The tardigrade, hereafter to be referred to as Brenda, is roughly the size of a domestic cat when printed at 100% scale, and comprises 61 separate pieces. Brenda has five body segments, eight articulated legs, and is fully poseable.
This time around Barbie eschews the full plate from the original Faire Play in exchange for a fantasy barbarian furkini. The furkini and boots are printed in NinjaFlex TPE, and are designed to fit a Barbie Made to Move doll. They’ll probably fit other dolls of similar size, but I haven’t tested them yet.
Brenda’s saddle includes a mounting bracket for Barbie’s yoga mat because it’s always wise to warm up with some sun salutations before sack and pillage day.
Also included in but not pictured are a Mongol-style recurve bow and a three-headed flail.
I’ve set this playset up as a pay-what-you-like download with a $1 minimum. Yep, you can get the tardigrade, the furkini, a full compliment of Barbie-compatible weapons and armor, a saddle, and— AND! a 3D printable yoga mat for a BUCK, people.
Feel free to donate more than $1 if you like the project and would like to see more stuff like this exist in the future. Even if you don’t have a 3D printer it never hurts to throw an indie designer a bone. I’m just sayin.

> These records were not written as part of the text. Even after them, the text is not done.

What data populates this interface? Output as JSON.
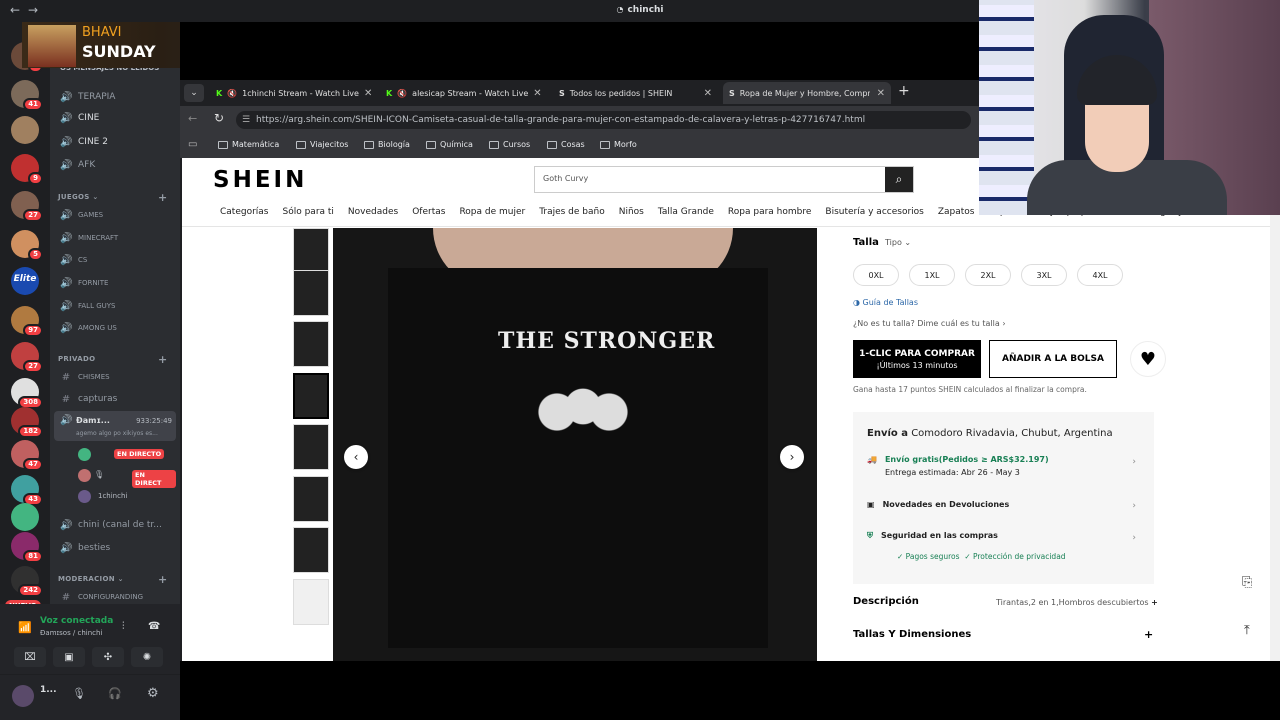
{
  "window": {
    "title": "chinchi",
    "nav_back": "←",
    "nav_forward": "→"
  },
  "banner": {
    "line1": "BHAVI",
    "line2": "SUNDAY"
  },
  "servers": [
    {
      "badge": "2",
      "color": "#6b4a3a"
    },
    {
      "badge": "41",
      "color": "#7c6a5a"
    },
    {
      "badge": "",
      "color": "#a08060"
    },
    {
      "badge": "9",
      "color": "#c03030"
    },
    {
      "badge": "27",
      "color": "#806050"
    },
    {
      "badge": "5",
      "color": "#d09060"
    },
    {
      "badge": "",
      "color": "#1a4ab0",
      "label": "Elite"
    },
    {
      "badge": "97",
      "color": "#b07a40"
    },
    {
      "badge": "27",
      "color": "#c04040"
    },
    {
      "badge": "308",
      "color": "#e0e0e0"
    },
    {
      "badge": "182",
      "color": "#a03030"
    },
    {
      "badge": "47",
      "color": "#c06060"
    },
    {
      "badge": "43",
      "color": "#40a0a0"
    },
    {
      "badge": "",
      "color": "#43b581"
    },
    {
      "badge": "81",
      "color": "#8a2a6a"
    },
    {
      "badge": "242",
      "color": "#303030"
    },
    {
      "badge": "",
      "color": "#555",
      "label": "NUEVO"
    }
  ],
  "channels": {
    "unread_hint": "OS MENSAJES NO LEIDOS",
    "voice_top": [
      "TERAPIA",
      "CINE",
      "CINE 2",
      "AFK"
    ],
    "cat_juegos": "JUEGOS",
    "juegos": [
      "GAMES",
      "MINECRAFT",
      "CS",
      "FORNITE",
      "FALL GUYS",
      "AMONG US"
    ],
    "cat_privado": "PRIVADO",
    "privado": [
      "CHISMES",
      "capturas"
    ],
    "active_call": {
      "name": "Ɖamɪ...",
      "time": "933:25:49",
      "status": "agemo algo po xikiyos es..."
    },
    "participants": [
      {
        "name": "",
        "live": "EN DIRECTO"
      },
      {
        "name": "",
        "live": "EN DIRECT"
      },
      {
        "name": "1chinchi",
        "live": ""
      }
    ],
    "more": [
      "chini (canal de tr...",
      "besties"
    ],
    "cat_moderacion": "MODERACION",
    "moderacion": [
      "CONFIGURANDING"
    ]
  },
  "voice_panel": {
    "status": "Voz conectada",
    "server": "Ɖamɪsos / chinchi",
    "user": "1..."
  },
  "tabs": [
    {
      "label": "1chinchi Stream - Watch Live",
      "active": false
    },
    {
      "label": "alesicap Stream - Watch Live",
      "active": false
    },
    {
      "label": "Todos los pedidos | SHEIN",
      "active": false
    },
    {
      "label": "Ropa de Mujer y Hombre, Compra",
      "active": true
    }
  ],
  "address": {
    "url": "https://arg.shein.com/SHEIN-ICON-Camiseta-casual-de-talla-grande-para-mujer-con-estampado-de-calavera-y-letras-p-427716747.html"
  },
  "bookmarks": [
    "Matemática",
    "Viajecitos",
    "Biología",
    "Química",
    "Cursos",
    "Cosas",
    "Morfo"
  ],
  "shein": {
    "logo": "SHEIN",
    "search_value": "Goth Curvy",
    "nav": [
      "Categorías",
      "Sólo para ti",
      "Novedades",
      "Ofertas",
      "Ropa de mujer",
      "Trajes de baño",
      "Niños",
      "Talla Grande",
      "Ropa para hombre",
      "Bisutería y accesorios",
      "Zapatos",
      "Ropa interior y ropa para dormir",
      "Hogar y Vida"
    ],
    "size_label": "Talla",
    "size_type": "Tipo",
    "sizes": [
      "0XL",
      "1XL",
      "2XL",
      "3XL",
      "4XL"
    ],
    "size_guide": "Guía de Tallas",
    "size_hint": "¿No es tu talla? Dime cuál es tu talla",
    "buy_now": "1-CLIC PARA COMPRAR",
    "buy_now_sub": "¡Últimos 13 minutos",
    "add_bag": "AÑADIR A LA BOLSA",
    "points": "Gana hasta 17 puntos SHEIN calculados al finalizar la compra.",
    "ship_to_label": "Envío a",
    "ship_to": "Comodoro Rivadavia, Chubut, Argentina",
    "free_ship": "Envío gratis(Pedidos ≥ ARS$32.197)",
    "eta": "Entrega estimada: Abr 26 - May 3",
    "returns": "Novedades en Devoluciones",
    "security": "Seguridad en las compras",
    "secure_pay": "✓ Pagos seguros",
    "privacy": "✓ Protección de privacidad",
    "desc_label": "Descripción",
    "desc_value": "Tirantas,2 en 1,Hombros descubiertos",
    "sizes_dims": "Tallas Y Dimensiones",
    "shirt_text": "THE STRONGER"
  }
}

Better yet: it’s Creative Commons licensed! You’re free to remix and redistribute this work as long as you credit Jim “Zheng3” Rodda as the original designer. Credits for the giants upon whose shoulders I’ve stood to create Faire Play III are listed in the .ZIP file.
Designing and executing Faire Play III was a yuuuge endeavor and a full description of it is beyond the scope of a single blog post. Watch this space for more photos and behind-the-scenes stories of how the latest and greatest in Barbie-compatible wargear came to pass.
UPDATE: Hello, SciFri Twitter followers! Here’s an extra couple of photos just for you guys! While you’re here you might want to check out SciFri Bingo in advance of tomorrow’s show.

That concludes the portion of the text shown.